1/10
The horror movie that got away!
10 June 2012
Warning: Spoilers
This is a prime example of an enjoyably bad movie; one whilst failing completely at its primary purpose of transporting the viewer with skill, talent and the 'magic of the movies', nevertheless succeeds by entertaining via sheer vigorous ineptitude. The other reviews here relate exhaustively most of what ails 'Pamela's Prayer', so I'll just make a few additional observations.

-Rick Scheideman's performance as Pamela Bucklin's steadfastly Bronze-Age dad Wayne is worth noting as a contender for one of the ten creepiest fathers in cinema history. Even forgetting Wayne Bucklin's jaw-dropping 'Old Testament' values and possessive-obsessive behaviour re daughter Pamela, his psycho pinned-pupil stoned stare and skin-crawlingly quiet, measured tone of voice (neither of which he deviates from throughout) will send chills down your backbone. It is as though he were constantly keeping up an artificially calm appearance whilst stifling the seething cauldron of inhuman rage inside. Quite seriously, if you'd begun watching 'Pamela's Prayer' without being told it was a 'Christian movie', you could be forgiven for assuming that the palpably sinister father would soon begin eliminating permanently any hapless kid unfortunate enough to fall for his Pamela. It is a pity that Scheideman only appeared in this one movie, because on the strength of 'Pamela's Prayer' he could easily have carved out a long career in horror. They could have had a 'Wayne Bucklin' franchise.

-Yes, the acting is pretty bad, but even the best actors would have trouble with a script which seeks to trumpet Taliban-like family relationships which border upon child abuse. The father has never missed an evening praying at his daughter's bedside until she's almost a teenager? She's gone through childhood with no school camps, no sleepovers, no nothing except Daddy? He lost his wife, and apparently his mind, too. He also seems to have no friends. This movie is just crying out to be remade as a horror.

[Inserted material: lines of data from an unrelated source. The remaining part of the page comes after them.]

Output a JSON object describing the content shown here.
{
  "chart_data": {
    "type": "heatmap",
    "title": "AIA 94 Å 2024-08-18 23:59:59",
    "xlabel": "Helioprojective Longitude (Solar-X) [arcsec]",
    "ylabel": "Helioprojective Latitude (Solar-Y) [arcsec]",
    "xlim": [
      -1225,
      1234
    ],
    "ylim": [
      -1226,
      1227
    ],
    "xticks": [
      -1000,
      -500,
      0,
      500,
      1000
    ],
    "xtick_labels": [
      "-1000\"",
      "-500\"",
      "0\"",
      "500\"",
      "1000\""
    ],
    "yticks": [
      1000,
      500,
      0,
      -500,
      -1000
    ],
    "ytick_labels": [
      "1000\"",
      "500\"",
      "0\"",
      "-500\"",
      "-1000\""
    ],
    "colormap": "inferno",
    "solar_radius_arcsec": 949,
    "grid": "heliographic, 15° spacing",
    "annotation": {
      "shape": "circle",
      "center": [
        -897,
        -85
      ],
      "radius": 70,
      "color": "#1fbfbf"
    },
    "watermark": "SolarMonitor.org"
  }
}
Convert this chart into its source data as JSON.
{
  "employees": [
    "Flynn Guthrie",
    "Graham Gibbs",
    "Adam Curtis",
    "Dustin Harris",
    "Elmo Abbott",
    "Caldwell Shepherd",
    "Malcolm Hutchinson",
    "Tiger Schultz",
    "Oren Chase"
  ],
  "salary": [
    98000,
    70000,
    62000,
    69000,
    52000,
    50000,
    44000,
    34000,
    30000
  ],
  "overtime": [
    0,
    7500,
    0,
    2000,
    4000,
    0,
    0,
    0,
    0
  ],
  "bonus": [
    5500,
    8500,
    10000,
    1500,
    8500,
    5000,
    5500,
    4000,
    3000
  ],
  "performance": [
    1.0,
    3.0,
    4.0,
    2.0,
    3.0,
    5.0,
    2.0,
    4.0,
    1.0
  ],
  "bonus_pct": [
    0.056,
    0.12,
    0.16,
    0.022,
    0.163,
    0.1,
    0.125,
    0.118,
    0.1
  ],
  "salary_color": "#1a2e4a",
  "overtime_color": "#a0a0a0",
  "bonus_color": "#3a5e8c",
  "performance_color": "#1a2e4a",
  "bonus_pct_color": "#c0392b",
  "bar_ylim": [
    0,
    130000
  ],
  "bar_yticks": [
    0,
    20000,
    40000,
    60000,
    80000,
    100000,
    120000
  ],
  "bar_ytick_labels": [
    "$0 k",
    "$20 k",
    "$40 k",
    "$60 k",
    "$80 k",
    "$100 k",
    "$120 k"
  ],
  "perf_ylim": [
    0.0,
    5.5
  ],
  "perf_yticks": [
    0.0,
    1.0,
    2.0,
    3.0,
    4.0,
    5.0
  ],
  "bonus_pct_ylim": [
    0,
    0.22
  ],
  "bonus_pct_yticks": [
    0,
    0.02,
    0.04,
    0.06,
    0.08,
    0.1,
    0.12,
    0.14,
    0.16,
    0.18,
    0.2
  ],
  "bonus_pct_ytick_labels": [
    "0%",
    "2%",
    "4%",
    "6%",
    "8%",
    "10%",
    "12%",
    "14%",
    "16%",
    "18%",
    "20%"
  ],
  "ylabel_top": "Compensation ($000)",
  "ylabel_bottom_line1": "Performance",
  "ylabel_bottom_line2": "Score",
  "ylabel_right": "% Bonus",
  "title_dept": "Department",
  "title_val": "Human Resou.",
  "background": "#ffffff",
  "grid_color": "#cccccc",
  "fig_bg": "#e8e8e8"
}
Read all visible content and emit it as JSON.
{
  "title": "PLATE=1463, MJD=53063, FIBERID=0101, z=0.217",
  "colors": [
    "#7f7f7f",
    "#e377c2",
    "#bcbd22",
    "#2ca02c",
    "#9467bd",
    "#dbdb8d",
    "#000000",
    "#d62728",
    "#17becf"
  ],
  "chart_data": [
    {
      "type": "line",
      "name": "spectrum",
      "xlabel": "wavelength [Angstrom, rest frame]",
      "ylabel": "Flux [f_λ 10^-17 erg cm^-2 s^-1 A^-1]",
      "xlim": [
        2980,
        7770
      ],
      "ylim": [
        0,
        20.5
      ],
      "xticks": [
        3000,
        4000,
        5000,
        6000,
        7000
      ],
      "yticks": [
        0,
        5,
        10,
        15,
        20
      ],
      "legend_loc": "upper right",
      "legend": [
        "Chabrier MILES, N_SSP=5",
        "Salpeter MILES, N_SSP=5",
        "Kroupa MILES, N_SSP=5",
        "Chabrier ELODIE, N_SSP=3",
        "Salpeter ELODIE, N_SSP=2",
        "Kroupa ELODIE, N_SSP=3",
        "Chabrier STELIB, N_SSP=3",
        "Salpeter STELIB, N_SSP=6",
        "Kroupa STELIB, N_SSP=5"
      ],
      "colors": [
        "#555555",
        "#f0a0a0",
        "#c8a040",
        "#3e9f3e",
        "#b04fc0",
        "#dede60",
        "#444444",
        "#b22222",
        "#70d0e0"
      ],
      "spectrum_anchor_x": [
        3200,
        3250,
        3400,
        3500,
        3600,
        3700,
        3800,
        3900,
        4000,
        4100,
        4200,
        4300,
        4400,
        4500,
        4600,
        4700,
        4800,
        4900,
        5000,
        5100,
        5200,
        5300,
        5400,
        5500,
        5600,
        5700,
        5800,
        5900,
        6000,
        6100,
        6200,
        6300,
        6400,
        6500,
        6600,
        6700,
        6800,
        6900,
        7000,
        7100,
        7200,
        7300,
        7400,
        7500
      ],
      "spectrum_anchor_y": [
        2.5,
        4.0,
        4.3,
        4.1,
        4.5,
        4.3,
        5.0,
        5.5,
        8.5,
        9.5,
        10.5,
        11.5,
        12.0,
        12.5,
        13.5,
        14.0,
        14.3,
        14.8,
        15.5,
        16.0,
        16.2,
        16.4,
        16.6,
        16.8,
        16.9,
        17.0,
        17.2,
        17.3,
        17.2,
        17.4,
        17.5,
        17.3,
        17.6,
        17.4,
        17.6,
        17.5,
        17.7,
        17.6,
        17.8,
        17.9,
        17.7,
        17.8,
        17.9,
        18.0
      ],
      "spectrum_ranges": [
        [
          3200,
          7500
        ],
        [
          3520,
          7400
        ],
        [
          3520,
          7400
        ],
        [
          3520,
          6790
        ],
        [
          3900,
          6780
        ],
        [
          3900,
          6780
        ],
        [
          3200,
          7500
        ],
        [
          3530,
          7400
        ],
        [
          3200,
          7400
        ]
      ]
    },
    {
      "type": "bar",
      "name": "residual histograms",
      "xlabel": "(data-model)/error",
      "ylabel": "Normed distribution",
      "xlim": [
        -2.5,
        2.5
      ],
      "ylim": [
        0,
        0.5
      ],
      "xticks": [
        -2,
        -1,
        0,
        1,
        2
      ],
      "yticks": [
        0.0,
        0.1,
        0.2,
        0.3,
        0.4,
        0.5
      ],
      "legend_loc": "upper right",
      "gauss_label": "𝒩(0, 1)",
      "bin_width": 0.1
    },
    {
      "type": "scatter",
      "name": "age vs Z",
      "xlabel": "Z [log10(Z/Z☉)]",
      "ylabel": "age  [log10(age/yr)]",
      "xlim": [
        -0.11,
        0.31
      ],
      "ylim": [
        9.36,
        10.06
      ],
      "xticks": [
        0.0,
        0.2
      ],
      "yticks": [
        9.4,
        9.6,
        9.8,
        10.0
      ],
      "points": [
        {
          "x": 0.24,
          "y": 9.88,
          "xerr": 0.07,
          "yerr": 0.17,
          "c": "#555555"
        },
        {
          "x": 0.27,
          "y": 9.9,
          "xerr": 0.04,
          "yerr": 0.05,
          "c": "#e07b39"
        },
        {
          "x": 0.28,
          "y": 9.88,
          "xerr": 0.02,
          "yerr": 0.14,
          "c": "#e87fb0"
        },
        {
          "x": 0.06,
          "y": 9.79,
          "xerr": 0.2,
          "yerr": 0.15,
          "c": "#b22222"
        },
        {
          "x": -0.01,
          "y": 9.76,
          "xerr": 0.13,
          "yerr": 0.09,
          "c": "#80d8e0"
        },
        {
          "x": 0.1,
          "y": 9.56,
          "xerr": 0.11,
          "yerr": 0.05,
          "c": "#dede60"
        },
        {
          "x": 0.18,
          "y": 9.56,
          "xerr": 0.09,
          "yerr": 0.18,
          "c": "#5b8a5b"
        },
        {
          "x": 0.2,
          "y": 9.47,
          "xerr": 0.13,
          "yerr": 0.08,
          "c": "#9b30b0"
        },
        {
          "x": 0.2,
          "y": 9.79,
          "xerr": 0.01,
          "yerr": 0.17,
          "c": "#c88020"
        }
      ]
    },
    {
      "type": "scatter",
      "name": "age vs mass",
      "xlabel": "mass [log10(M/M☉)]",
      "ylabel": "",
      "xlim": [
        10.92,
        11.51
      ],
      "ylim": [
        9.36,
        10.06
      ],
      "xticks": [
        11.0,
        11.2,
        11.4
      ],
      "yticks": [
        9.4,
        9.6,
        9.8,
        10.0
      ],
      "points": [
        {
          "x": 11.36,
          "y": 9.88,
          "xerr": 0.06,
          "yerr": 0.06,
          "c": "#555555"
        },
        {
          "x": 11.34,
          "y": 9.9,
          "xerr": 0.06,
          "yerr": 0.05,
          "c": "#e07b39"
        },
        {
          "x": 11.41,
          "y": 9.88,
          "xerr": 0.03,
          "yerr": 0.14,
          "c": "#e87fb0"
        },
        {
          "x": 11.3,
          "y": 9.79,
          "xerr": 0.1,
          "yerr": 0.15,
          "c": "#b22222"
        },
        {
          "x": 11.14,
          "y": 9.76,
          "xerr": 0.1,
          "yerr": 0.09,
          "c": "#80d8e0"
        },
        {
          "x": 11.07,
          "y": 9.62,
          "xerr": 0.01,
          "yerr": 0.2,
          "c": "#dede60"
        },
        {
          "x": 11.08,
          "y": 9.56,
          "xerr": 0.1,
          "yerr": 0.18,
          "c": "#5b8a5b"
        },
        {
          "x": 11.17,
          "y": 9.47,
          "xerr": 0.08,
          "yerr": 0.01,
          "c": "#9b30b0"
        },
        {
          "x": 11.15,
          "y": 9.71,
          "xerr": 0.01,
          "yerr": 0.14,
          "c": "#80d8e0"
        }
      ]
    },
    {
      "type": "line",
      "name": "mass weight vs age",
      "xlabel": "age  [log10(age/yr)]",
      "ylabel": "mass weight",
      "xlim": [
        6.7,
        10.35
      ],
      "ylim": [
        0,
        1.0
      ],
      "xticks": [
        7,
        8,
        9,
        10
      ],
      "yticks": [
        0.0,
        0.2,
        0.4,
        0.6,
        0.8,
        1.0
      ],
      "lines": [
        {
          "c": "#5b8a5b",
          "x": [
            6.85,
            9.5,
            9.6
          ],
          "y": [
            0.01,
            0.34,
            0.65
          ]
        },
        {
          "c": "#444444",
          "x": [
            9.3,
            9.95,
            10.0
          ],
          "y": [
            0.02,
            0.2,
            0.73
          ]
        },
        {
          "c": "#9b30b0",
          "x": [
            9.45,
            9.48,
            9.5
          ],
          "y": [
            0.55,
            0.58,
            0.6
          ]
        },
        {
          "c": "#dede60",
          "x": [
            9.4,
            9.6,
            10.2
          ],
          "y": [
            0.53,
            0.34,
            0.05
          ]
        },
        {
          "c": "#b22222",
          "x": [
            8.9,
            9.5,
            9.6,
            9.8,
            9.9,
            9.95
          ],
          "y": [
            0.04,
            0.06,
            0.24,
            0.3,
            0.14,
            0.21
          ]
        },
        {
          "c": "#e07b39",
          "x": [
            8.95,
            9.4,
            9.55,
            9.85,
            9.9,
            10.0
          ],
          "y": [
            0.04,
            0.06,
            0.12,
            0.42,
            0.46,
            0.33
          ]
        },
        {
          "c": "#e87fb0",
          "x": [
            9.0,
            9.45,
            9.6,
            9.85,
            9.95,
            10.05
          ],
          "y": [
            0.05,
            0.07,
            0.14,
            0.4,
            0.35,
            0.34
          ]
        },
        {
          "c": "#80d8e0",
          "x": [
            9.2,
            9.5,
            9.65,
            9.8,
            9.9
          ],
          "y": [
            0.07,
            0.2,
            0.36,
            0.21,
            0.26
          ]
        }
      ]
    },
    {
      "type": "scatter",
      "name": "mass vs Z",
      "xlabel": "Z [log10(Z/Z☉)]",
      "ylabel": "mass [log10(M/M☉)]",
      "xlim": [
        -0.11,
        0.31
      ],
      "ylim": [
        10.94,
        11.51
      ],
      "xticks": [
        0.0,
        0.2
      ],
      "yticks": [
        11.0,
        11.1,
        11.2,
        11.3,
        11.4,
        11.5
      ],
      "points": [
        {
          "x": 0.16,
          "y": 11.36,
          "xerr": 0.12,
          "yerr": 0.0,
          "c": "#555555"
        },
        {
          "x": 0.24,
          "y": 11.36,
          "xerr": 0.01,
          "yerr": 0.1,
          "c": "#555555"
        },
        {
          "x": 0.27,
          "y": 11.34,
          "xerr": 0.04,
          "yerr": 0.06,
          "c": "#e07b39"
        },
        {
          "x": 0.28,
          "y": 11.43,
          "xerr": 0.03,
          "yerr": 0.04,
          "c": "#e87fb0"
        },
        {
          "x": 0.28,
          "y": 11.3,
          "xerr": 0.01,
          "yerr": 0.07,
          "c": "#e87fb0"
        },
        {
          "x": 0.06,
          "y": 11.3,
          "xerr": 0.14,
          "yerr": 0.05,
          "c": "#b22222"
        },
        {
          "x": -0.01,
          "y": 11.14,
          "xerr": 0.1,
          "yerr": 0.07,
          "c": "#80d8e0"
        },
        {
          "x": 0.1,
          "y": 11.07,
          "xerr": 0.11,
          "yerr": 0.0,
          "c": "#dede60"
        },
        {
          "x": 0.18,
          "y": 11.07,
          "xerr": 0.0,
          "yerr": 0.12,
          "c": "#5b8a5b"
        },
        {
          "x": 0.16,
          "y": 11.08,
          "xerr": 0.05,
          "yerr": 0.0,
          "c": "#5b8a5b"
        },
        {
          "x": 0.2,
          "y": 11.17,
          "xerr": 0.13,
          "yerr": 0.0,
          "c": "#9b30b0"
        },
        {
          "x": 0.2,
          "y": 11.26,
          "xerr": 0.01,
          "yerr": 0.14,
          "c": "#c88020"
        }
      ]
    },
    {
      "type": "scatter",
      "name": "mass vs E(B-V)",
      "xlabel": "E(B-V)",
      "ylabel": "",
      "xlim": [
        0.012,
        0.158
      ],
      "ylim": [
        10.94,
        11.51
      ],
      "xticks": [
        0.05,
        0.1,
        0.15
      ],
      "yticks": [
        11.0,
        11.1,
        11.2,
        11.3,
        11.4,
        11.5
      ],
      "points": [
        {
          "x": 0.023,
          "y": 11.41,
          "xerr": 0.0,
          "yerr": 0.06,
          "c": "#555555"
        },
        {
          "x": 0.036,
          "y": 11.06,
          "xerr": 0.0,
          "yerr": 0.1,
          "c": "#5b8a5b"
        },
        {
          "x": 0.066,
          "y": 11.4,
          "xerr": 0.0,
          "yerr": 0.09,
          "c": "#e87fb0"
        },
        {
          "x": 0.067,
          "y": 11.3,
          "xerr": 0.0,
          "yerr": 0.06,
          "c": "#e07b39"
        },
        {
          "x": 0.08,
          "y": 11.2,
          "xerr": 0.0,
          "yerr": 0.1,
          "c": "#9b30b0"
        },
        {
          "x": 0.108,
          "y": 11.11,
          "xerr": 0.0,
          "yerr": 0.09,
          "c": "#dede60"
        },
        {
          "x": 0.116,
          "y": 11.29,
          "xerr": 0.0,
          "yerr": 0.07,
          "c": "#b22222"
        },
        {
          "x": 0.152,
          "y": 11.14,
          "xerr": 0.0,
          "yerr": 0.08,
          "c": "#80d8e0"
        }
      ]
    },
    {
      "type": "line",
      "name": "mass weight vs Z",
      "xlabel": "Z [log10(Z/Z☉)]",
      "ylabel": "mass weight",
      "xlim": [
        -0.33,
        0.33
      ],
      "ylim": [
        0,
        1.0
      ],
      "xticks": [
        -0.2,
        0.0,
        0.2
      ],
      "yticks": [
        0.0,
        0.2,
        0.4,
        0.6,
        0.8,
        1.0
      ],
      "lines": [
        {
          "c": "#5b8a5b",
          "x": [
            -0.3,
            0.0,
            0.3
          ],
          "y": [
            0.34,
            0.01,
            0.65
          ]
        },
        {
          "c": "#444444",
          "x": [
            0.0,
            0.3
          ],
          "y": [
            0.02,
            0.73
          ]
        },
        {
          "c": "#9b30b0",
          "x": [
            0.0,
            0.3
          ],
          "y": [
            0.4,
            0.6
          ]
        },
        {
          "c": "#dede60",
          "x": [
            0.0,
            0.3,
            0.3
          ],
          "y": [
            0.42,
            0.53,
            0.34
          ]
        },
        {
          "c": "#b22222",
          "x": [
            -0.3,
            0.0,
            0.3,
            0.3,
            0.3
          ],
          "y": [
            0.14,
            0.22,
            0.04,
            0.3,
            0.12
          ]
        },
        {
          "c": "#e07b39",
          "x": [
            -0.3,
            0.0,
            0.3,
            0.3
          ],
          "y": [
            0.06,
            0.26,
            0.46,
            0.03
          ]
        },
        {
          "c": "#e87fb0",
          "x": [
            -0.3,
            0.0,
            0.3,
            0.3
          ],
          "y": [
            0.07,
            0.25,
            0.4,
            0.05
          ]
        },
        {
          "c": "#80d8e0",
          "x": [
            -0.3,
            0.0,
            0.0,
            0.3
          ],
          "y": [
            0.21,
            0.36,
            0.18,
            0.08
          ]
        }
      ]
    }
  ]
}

-Also note that the wardrobe department have decided to clothe Pamela in the least sexy garb possible; all bulky jackets and baggy trousers. In addition, notice that the only boys who are interested in Pamela seem remarkably less-than-macho. Why so? In any case, Pamela's eventual beau gets her overbearingly Patriarchal dad's approval, possibly because Fredric exhibits an eerily calm demeanour and creepy stoned stare similar to his own. And they both work in a film library. In 1990. Ever heard of 'videotape', guys? It's really catching on.

-Oh, and in case you're squeamish about lip-contact (which this movie seems to regard as the first step on the Stairway to Hell), you will be relieved to learn that the movie cuts away just before the happy couple actually perform that first kiss as newlyweds. So you won't need to hide your eyes. Guess to where -or rather to whom- it cuts?